Peygamberimiz Hz.Muhammed (s.a.v.) 'in Hayatı


Önceki
Doğumu, Gençliği, Peygamber Oluşu
Sonraki
Miraç

Nübüvvet'ten Hicrete

Rasulullah Efendimiz vahiy meleğinin ikinci defa gelmesini günlerce bekledi. Süre uzadıkça Efendimiz'in hissettiği sıkıntıda arttı. Zaman zaman Hira dağına yapılan yolculuk bir netice vermedi ama, pek daraldığı anlarda bir an için görünen vahiy meleği, ' Ey Muhammed, sen Allah'ın (c.c.) Rasulüsün, bende Cibrilim ' dedi ve gözden kayboldu.

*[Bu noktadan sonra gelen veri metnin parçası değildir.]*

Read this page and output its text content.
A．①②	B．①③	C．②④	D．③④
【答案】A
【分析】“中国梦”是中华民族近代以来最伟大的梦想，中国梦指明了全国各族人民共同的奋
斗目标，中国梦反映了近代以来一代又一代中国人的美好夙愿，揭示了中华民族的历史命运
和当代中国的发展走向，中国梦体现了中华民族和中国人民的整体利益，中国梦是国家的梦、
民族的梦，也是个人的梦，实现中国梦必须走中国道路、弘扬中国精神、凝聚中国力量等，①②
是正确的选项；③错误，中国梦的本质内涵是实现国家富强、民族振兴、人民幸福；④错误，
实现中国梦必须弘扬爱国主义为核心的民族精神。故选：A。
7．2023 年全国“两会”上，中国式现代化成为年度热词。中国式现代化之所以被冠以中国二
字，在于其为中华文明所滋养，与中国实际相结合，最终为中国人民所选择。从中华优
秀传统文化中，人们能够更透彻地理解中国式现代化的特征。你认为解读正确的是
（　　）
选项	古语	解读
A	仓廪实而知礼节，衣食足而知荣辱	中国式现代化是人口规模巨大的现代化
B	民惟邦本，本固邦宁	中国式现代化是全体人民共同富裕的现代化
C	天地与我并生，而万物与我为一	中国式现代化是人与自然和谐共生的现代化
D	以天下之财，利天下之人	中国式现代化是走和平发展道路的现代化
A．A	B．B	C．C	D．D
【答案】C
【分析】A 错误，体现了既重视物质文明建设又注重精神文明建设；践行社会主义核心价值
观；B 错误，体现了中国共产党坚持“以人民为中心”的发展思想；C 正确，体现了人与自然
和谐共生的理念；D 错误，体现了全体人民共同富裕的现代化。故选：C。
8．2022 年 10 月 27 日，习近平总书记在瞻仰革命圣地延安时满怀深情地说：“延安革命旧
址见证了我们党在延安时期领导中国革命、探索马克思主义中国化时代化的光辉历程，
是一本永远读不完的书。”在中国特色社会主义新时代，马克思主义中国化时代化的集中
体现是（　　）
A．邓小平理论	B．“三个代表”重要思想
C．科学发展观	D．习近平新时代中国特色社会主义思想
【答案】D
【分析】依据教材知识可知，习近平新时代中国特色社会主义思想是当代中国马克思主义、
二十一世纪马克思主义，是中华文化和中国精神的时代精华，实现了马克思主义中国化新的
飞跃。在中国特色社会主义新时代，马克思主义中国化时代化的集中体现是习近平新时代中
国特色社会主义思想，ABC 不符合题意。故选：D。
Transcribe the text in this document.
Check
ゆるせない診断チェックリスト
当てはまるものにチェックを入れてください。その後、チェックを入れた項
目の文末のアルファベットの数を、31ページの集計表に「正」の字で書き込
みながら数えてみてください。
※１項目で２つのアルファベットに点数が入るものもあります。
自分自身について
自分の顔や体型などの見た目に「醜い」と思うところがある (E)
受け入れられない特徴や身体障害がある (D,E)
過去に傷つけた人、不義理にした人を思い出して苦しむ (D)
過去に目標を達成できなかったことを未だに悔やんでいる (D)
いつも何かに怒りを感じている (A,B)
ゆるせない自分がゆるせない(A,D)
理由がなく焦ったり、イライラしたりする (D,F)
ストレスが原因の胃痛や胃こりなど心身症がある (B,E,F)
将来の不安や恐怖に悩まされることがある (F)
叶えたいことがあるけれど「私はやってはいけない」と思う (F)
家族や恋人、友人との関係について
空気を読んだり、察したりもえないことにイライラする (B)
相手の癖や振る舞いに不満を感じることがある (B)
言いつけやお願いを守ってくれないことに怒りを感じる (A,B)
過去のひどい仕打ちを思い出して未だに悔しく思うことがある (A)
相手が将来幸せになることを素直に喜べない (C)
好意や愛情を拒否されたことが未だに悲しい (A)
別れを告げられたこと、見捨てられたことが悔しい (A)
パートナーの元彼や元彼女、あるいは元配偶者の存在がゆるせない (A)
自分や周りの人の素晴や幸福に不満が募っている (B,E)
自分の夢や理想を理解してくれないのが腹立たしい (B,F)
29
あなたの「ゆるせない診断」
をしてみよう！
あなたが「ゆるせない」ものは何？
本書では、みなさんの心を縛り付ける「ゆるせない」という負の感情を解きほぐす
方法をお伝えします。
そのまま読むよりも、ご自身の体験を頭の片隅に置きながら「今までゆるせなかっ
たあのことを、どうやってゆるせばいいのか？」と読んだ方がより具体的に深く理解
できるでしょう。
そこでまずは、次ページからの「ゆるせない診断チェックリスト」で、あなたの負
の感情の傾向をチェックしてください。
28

İslam tarihinde ' fetret ' adıyla bilinen bu vahiy kesintisinin ne kadar devam ettiğini bilemiyoruz. Yine Resulullah efendimizin Hira dağında geçirdiği ayrılığı sonunda azığını almak üzere Mekke'ye dönüşü esnasında Cebrail (a.s.) görülmüştür. Bu defa bütün ufukları kaplayan pek heybetli bir görünümü vardır. Büyük bir korkuyla evine gelen efendimiz yine kendilerini örtmelerini istemiş ve yatmış ama vahiy meleği gelmiş ' Ey örtüsüne bürünen, kalk insanları uyar. Sadece Rabbini büyük bil ve büyük olarak tanıt. Elbiseni temiz tut. Pislikten ibaret olan putları terketmekte daim ol ' (Müddesir suresi, 1-5) anlamına gelen ikinci beş ayeti getirmiştir.

Bu ayetler ilk defa Hz. Hatice'ye okundu. Cevap olarak şehadet kelimeleri söylendi. Böylece İslam ve iman tarihinin ilk sahifesine ve ilk numaraya Hz. Hatice'nin ismi kaydedilmiş oluyordu. Onu takip eden ilk üç isim Hz. Ebu Bekir, Hz. Zeyd, ve Hz. Ali'dir. Hz. Peygamberin kızları Zeyneb, Rukayye, ümmü Gülsüm ve Fatıma iman yolunun ilk yolcuları arasında yerlerini aldılar. Daha sonra Hz. Ebu Bekir'in üstün gayretleri ilke bir kısım insanlar İslam dinini kabul etmişlerdir. Osman b. Affan, Abdurrahman b. Avf, Sa'd b. Ebi Vakkas, Halid b. Said, Ebu Ubeyde b. Cerrah, Said b. Zeyd ... gibileri gizlice yapılan davetle İslam'ı kabul ettiler.

üç yıla yakın bir zaman boyunca yürütülen gizli daveti yakın akrabadan başlemek üzere açık davet takip etti. Rasulullah efendimizin davet edip yemek ziyafeti verdiği bir toplantıda akrabasından İslamı kabul eden bulunmadı. Amcası Ebu Leheb karşı çıkıp, bizim başımıza bela getireceksin derken, Ebu Talib yeğenini sonuna kadar destekleyeceğini bildirdi.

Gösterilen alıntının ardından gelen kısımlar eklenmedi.